Mis en ligne dans le kiosque le 14 décembre 2009.

Renaud, ou la déchéance écologique

Il était outrageusement beau, impertinent, irrévérencieux, hors des sentiers battus dès son premier album, celui d'Hexagone en 1976 qui fustigeait une France de beaufs digne des dessins de Cabu. Une France qui avait plus collaboré que résisté, les Français criaient, vive Pétain, y avait pas beaucoup de Jean Moulin qui avait aussi raté Mai 68 et que l'auteur compositeur voulait voir crever étouffée de dinde aux marrons. Il chantait Paris, amoureux de Paname, du béton et du macadam. Un Paris qui avait failli disparaître au profit des lubies modernistes de Pompidou qui eut le bon goût de disparaître avant d'avoir totalement détruit la capitale. Le gaz carbonique était son hygiène et le bitume son paysage. Mais sous les pavés, ce n'est plus la plage pour lui et il désespère ceux qui l'ont adoré. Tout cela, c'était bien avant Ingrid Betancourt, l'écologie minable, le militantisme anti-tabac. Le rebelle est devenu un bobo consensuel sur des valeurs de gauche de salon. Celui qui gueulait à Longwy comme à Saint Lazare plus de slogan face aux flicards, mais des fusils, des pavés, des grenades a mis de l'eau dans sa bière. Mais l'alcool et le reste n'expliquent pas tout. Renaud Séchan a 57 ans et il a donné son nom a une école, c'est tout dire.

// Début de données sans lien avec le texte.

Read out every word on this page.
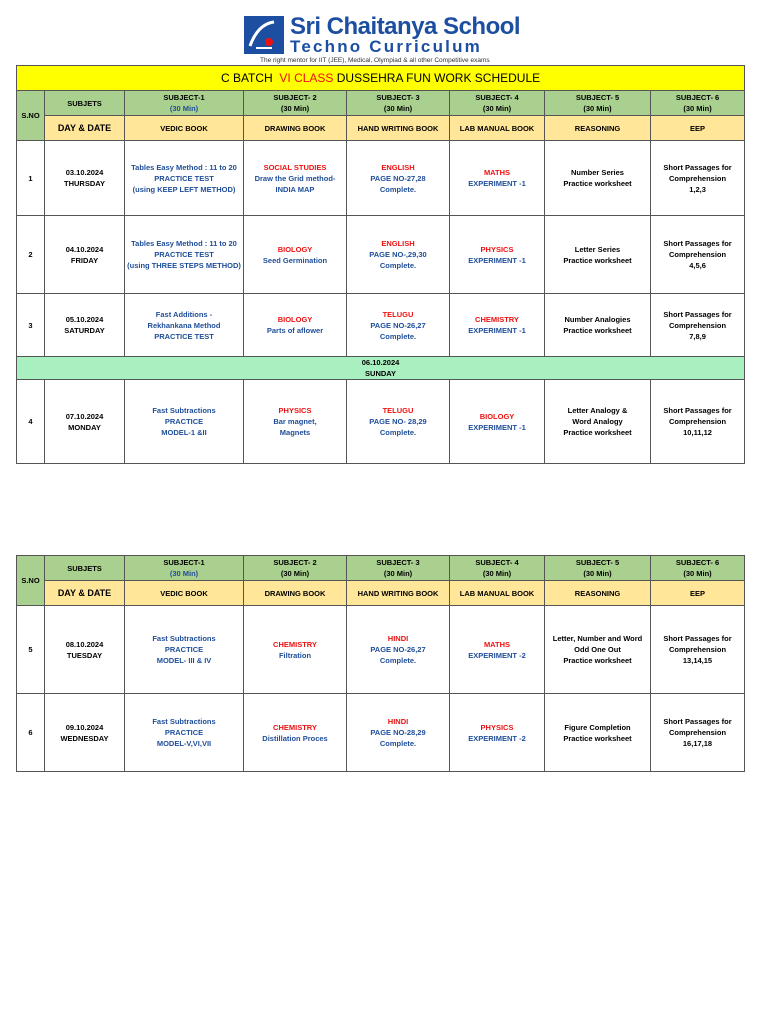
Sri Chaitanya School
Techno Curriculum
The right mentor for IIT (JEE), Medical, Olympiad & all other Competitive exams
C BATCH VI CLASS DUSSEHRA FUN WORK SCHEDULE							
S.NO	SUBJETS	SUBJECT-1
(30 Min)	SUBJECT- 2
(30 Min)	SUBJECT- 3
(30 Min)	SUBJECT- 4
(30 Min)	SUBJECT- 5
(30 Min)	SUBJECT- 6
(30 Min)
	DAY & DATE	VEDIC BOOK	DRAWING BOOK	HAND WRITING BOOK	LAB MANUAL BOOK	REASONING	EEP
1	03.10.2024
THURSDAY	Tables Easy Method : 11 to 20
PRACTICE TEST
(using KEEP LEFT METHOD)	SOCIAL STUDIES
Draw the Grid method-
INDIA MAP	ENGLISH
PAGE NO-27,28
Complete.	MATHS
EXPERIMENT -1	Number Series
Practice worksheet	Short Passages for
Comprehension
1,2,3
2	04.10.2024
FRIDAY	Tables Easy Method : 11 to 20
PRACTICE TEST
(using THREE STEPS METHOD)	BIOLOGY
Seed Germination	ENGLISH
PAGE NO-,29,30
Complete.	PHYSICS
EXPERIMENT -1	Letter Series
Practice worksheet	Short Passages for
Comprehension
4,5,6
3	05.10.2024
SATURDAY	Fast Additions -
Rekhankana Method
PRACTICE TEST	BIOLOGY
Parts of aflower	TELUGU
PAGE NO-26,27
Complete.	CHEMISTRY
EXPERIMENT -1	Number Analogies
Practice worksheet	Short Passages for
Comprehension
7,8,9
06.10.2024
SUNDAY							
4	07.10.2024
MONDAY	Fast Subtractions
PRACTICE
MODEL-1 &II	PHYSICS
Bar magnet,
Magnets	TELUGU
PAGE NO- 28,29
Complete.	BIOLOGY
EXPERIMENT -1	Letter Analogy &
Word Analogy
Practice worksheet	Short Passages for
Comprehension
10,11,12
S.NO	SUBJETS	SUBJECT-1
(30 Min)	SUBJECT- 2
(30 Min)	SUBJECT- 3
(30 Min)	SUBJECT- 4
(30 Min)	SUBJECT- 5
(30 Min)	SUBJECT- 6
(30 Min)
	DAY & DATE	VEDIC BOOK	DRAWING BOOK	HAND WRITING BOOK	LAB MANUAL BOOK	REASONING	EEP
5	08.10.2024
TUESDAY	Fast Subtractions
PRACTICE
MODEL- III & IV	CHEMISTRY
Filtration	HINDI
PAGE NO-26,27
Complete.	MATHS
EXPERIMENT -2	Letter, Number and Word
Odd One Out
Practice worksheet	Short Passages for
Comprehension
13,14,15
6	09.10.2024
WEDNESDAY	Fast Subtractions
PRACTICE
MODEL-V,VI,VII	CHEMISTRY
Distillation Proces	HINDI
PAGE NO-28,29
Complete.	PHYSICS
EXPERIMENT -2	Figure Completion
Practice worksheet	Short Passages for
Comprehension
16,17,18
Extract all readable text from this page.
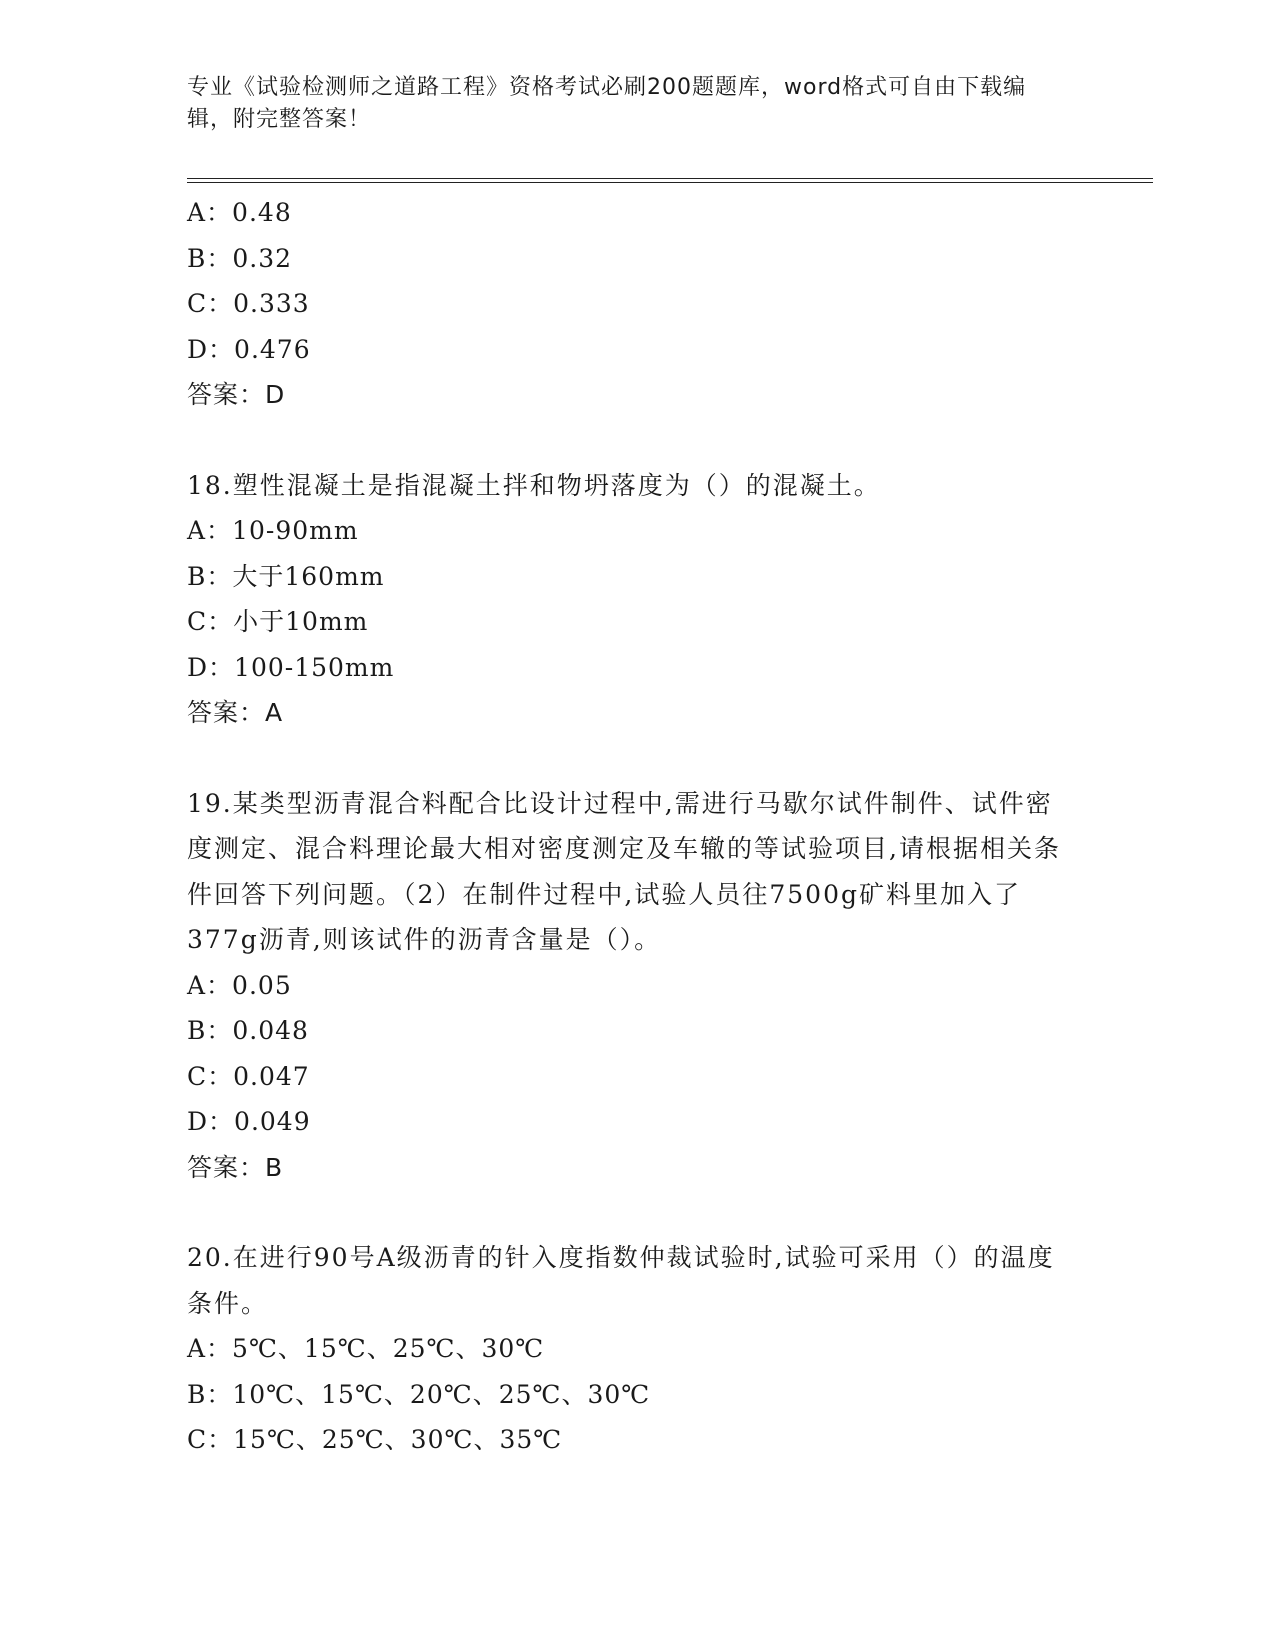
专业《试验检测师之道路工程》资格考试必刷200题题库，word格式可自由下载编辑，附完整答案！
A：0.48
B：0.32
C：0.333
D：0.476
答案：D
18.塑性混凝土是指混凝土拌和物坍落度为（）的混凝土。
A：10-90mm
B：大于160mm
C：小于10mm
D：100-150mm
答案：A
19.某类型沥青混合料配合比设计过程中,需进行马歇尔试件制件、试件密度测定、混合料理论最大相对密度测定及车辙的等试验项目,请根据相关条件回答下列问题。（2）在制件过程中,试验人员往7500g矿料里加入了377g沥青,则该试件的沥青含量是（）。
A：0.05
B：0.048
C：0.047
D：0.049
答案：B
20.在进行90号A级沥青的针入度指数仲裁试验时,试验可采用（）的温度条件。
A：5℃、15℃、25℃、30℃
B：10℃、15℃、20℃、25℃、30℃
C：15℃、25℃、30℃、35℃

Renaud à la fin des années 70 et jusqu'au milieu des 80 était à la fois Gavroche, Poulbot, Manda, l'amant de Casque d'Or et le James Dean gringalet d'une fureur de vivre parisienne. Car il était le chanteur de l'urbain parisien populaire, des banlieues pourries quand elles avaient encore quelque chose d'humain. Tout ou presque s'est arrêté après Miss Maggie et la Socialiste, Renaud, l'anarchiste gentil, le parigot séparatiste du 14ième arrondissement, celui qui se marrait doucement avec Gainsbourg et le Professeur Choron lors de la mémorable émission en direct sur le plateau de Michel Pollack, ce Renaud n'existe plus. Il est devenu un clown pitoyable, incapable d'émettre un concept de révolte. Bob Dylan avait peut-être raison, il ne faut jamais croire quelqu'un au dessus de trente ans. Renaud n'a pas eu la chance de Rimbaud qui arrêta d'écrire pour allez trafiquer sous les tropiques, il est resté, hélas pour lui, dans le show-business. Et si l'anarchie, désormais, c'est Tokio Hotel, alors Renaud a bien raison d'avoir passé son tour et Léo Ferré n'a qu'à se retourner dans sa tombe.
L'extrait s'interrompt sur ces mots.